MAROC
30/08/2018 16h:42 CET | Actualisé 30/08/2018 17h:51 CET

Muté à Taroudant, le "médecin des pauvres" a été bloqué à l'entrée de l'hôpital de Tiznit

Une “simple mutation habituelle", assure le ministère de la Santé.

Mehdi Echafi/Facebook

SOCIÉTÉ - Après un retour de congés sous tension, le chirurgien-pédiatre Mehdi Echafî, poursuivi et condamné cet été pour avoir dénoncé les conditions de travail au sein de l’hôpital Hassan 1er à Tiznit, s’est vu ce jeudi matin bloqué à l’entrée de l’hôpital, par les agents de sécurité de l’hôpital provincial, comme il le rapporte dans une vidéo partagée ce matin sur les réseaux sociaux, comme vous pouvez le voir ci-dessous:

https://www.facebook.com/mehdi.echafi.355/videos/315377425878524/

 

 

 

Le motif de cette interdiction? Une mutation soudaine du médecin à l’hôpital de Taroudant. “Suite à la congestion que connaît le centre hospitalier provincial Hassan 1er et les répercussions négatives sur la qualité du service médical que cela engendrerait [...], je vous informe qu’il a été de décidé de vous muter exceptionnellement au centre hospitalier provincial Al Mokhtar Assoussi à la délégation du ministère de la Santé à la province de Taroudant”, peut-on lire dans le document officiel remis le 30 août au médecin, (voir document ci-dessous).

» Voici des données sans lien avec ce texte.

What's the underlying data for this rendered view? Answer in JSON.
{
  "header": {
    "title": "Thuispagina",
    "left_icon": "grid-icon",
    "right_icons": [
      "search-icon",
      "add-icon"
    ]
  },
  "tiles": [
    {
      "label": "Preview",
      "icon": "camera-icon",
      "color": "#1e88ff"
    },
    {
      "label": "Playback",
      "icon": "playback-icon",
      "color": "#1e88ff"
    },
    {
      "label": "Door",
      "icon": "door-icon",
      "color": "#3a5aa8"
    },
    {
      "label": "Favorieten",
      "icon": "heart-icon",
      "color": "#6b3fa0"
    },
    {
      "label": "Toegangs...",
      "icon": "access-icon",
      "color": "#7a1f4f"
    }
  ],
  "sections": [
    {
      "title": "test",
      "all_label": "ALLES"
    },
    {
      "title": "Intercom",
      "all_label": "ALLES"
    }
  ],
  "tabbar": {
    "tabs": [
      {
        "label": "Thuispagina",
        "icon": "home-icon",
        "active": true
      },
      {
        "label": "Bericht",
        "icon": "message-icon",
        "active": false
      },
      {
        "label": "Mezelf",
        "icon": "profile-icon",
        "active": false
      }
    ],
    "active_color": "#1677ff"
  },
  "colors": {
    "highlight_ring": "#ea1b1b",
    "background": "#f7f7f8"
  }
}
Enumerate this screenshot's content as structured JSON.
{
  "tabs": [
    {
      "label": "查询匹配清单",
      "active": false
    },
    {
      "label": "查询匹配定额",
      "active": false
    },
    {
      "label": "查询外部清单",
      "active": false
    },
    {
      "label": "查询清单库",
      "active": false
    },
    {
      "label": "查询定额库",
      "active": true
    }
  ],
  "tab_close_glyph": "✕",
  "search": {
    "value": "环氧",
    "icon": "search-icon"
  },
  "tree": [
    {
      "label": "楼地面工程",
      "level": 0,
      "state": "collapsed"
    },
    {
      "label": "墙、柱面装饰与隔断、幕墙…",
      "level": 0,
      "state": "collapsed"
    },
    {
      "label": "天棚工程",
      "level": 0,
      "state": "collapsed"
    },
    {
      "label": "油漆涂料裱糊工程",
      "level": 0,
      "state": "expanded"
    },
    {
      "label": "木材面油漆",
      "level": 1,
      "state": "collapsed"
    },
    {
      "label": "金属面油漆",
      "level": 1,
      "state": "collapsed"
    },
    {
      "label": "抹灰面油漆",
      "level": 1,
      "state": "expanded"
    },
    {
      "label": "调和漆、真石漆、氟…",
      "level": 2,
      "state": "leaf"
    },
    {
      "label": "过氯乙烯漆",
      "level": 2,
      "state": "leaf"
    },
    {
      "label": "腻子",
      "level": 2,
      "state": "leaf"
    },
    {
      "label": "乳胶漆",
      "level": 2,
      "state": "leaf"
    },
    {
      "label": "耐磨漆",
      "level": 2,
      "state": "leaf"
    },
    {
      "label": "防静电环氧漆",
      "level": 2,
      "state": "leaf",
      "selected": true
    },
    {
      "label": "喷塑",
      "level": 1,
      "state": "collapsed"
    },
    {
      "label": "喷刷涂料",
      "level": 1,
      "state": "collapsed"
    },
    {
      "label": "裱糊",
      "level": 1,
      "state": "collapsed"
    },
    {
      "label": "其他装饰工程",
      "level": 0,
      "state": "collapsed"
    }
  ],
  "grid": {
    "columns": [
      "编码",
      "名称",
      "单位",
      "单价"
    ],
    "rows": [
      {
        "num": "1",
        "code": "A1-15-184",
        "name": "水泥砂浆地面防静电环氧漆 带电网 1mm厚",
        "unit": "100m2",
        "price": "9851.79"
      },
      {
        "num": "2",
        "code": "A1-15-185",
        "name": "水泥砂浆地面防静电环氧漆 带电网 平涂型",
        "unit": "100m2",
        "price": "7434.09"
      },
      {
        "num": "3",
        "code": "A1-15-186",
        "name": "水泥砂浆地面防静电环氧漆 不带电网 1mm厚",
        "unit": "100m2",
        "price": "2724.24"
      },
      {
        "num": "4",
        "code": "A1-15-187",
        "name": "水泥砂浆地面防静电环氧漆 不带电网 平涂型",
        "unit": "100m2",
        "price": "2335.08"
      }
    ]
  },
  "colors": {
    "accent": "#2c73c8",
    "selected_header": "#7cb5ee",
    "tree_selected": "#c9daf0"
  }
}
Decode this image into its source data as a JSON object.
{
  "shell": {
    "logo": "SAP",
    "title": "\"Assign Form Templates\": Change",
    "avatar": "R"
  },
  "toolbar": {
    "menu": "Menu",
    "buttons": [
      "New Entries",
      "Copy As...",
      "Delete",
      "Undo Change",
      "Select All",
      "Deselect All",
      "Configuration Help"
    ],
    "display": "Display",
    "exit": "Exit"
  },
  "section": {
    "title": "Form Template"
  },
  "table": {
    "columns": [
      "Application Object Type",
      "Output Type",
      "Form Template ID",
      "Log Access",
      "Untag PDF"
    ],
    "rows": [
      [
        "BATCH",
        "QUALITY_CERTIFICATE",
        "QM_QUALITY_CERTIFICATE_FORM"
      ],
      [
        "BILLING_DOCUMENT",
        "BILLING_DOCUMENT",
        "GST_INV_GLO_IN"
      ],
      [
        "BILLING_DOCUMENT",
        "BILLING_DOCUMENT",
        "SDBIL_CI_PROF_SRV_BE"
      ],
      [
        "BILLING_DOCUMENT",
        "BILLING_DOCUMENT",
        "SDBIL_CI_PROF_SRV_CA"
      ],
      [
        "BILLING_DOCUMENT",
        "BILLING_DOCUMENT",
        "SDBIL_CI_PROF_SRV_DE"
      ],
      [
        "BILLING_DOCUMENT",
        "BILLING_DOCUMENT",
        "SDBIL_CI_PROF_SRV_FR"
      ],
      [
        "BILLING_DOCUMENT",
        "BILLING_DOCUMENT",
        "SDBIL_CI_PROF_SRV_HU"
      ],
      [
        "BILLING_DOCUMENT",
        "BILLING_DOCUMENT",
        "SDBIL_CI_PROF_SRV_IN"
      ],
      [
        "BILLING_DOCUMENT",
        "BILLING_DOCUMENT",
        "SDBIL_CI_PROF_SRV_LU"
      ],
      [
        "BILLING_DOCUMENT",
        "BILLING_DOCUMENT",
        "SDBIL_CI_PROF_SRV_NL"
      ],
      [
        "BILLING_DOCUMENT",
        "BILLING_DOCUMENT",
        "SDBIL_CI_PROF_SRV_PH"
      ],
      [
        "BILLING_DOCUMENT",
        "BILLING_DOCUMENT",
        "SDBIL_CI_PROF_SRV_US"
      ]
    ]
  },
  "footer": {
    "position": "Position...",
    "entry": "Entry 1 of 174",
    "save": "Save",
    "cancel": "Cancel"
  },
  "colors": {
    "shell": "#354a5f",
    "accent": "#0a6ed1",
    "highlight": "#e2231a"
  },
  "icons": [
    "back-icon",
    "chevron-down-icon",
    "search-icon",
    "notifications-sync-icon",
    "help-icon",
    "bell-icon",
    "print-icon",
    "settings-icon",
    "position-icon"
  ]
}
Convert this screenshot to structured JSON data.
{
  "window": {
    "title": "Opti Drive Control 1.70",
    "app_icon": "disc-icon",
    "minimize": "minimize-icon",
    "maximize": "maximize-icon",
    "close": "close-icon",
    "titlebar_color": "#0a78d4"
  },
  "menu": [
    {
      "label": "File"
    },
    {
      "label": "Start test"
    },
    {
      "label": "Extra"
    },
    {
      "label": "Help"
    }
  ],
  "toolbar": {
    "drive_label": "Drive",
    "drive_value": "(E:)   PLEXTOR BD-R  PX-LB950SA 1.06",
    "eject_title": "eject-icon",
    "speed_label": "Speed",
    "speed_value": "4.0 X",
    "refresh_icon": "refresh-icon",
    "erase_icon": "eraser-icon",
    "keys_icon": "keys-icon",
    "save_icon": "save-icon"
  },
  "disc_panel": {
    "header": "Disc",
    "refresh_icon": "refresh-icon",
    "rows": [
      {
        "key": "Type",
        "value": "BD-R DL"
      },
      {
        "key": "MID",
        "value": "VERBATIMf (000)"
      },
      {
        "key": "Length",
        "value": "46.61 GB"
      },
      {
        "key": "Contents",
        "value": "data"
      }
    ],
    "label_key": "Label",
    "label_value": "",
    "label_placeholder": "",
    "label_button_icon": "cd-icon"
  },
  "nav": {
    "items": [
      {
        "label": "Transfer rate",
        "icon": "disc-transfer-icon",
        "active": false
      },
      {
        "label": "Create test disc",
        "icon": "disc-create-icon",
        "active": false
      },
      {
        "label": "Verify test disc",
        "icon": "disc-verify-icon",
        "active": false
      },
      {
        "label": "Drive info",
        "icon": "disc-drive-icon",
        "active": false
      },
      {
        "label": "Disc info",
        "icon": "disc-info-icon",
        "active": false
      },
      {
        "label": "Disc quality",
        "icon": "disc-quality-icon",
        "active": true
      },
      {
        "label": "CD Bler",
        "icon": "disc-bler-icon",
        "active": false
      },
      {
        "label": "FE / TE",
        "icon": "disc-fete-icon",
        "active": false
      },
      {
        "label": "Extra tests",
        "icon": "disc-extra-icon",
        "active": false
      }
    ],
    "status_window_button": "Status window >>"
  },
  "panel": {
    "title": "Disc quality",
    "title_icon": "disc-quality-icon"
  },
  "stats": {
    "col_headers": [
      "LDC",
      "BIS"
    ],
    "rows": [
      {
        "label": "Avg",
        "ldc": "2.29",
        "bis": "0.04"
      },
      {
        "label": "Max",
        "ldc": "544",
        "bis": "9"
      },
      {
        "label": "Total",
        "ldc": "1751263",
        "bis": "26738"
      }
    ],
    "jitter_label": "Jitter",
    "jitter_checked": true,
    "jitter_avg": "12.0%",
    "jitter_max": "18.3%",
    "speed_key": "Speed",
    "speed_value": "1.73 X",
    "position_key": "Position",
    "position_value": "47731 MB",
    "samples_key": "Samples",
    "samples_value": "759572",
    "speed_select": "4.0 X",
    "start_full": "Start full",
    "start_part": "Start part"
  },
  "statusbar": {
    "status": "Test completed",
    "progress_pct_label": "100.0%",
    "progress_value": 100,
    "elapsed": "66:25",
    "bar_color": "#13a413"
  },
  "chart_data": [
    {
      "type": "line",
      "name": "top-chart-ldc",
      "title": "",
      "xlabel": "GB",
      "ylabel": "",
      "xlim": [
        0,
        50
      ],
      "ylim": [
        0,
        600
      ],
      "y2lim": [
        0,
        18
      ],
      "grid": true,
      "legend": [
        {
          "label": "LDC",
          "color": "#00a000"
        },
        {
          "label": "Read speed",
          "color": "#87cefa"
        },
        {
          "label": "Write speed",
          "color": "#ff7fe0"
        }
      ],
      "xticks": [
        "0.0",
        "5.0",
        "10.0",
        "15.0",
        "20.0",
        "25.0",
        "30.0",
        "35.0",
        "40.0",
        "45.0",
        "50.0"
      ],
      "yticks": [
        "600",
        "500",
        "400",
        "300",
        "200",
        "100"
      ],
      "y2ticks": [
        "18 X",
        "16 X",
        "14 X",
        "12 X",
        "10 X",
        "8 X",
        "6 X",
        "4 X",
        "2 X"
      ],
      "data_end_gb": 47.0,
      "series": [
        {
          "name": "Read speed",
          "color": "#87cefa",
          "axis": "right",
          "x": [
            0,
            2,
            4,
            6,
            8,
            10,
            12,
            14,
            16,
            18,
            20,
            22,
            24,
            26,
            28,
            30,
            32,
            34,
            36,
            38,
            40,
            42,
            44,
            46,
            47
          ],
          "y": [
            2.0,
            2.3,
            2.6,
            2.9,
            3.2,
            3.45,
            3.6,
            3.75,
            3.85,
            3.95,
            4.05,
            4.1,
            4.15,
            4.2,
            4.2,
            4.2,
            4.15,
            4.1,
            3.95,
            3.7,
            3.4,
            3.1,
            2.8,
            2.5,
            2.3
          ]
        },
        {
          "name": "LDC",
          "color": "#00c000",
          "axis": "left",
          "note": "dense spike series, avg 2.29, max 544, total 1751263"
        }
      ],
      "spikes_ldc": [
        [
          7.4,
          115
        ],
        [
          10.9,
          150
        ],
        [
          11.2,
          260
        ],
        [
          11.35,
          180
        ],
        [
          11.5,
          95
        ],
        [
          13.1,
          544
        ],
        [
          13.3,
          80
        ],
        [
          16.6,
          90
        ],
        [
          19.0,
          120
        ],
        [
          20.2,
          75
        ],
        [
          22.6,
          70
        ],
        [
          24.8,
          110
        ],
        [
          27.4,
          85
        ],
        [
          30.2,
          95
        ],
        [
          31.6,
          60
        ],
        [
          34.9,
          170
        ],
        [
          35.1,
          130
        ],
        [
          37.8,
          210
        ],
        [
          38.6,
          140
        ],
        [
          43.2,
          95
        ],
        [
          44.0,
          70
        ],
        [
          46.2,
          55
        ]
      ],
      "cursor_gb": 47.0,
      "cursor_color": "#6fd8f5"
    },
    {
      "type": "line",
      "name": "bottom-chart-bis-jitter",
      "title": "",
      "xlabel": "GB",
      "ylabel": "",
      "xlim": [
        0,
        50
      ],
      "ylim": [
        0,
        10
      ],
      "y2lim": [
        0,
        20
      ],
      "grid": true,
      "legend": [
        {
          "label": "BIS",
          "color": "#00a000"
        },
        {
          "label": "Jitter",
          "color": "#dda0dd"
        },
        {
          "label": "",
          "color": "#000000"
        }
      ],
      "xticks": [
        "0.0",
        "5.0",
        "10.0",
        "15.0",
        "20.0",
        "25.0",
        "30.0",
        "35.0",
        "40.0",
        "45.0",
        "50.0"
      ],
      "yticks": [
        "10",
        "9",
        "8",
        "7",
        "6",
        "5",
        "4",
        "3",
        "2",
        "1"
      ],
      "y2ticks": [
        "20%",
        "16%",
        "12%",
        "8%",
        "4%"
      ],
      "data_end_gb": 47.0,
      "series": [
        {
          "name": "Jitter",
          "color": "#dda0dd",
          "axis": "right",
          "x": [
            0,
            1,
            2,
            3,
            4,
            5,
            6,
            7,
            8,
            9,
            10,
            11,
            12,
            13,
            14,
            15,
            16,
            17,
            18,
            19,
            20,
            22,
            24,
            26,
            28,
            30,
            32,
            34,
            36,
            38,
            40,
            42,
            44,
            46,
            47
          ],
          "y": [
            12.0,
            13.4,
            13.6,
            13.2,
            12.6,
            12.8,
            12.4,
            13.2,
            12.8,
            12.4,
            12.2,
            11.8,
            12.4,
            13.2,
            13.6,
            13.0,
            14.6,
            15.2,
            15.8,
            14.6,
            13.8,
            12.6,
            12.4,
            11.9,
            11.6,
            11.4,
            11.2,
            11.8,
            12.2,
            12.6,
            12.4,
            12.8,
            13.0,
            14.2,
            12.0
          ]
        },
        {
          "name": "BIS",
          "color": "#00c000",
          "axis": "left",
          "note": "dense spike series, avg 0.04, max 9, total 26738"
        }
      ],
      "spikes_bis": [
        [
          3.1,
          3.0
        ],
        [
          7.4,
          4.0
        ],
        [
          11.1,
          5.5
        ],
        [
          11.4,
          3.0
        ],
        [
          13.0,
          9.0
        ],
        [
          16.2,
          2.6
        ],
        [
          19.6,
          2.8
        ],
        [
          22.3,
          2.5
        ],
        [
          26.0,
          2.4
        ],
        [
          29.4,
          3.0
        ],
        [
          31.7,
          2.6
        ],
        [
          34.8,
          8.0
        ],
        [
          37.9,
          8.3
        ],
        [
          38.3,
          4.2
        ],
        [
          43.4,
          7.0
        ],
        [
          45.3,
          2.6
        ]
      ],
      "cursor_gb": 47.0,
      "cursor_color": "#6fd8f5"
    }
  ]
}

Une “simple mutation habituelle qui n’a ni a priori, ni arrière pensée”, assure au HuffPost Maroc le directeur de communication du ministère de la Santé, Abdelghani Drhimer.

“Le ministère n’a pas à donner des explications par rapport à des mouvements tout à fait normaux de personnels”, poursuit Dr. Drhimer. “Si quelqu’un a une doléance à exprimer, cela doit se faire dans les circuits habituels réglementaires du ministère pour recevoir les réponses adéquates”, rappelle-t-il.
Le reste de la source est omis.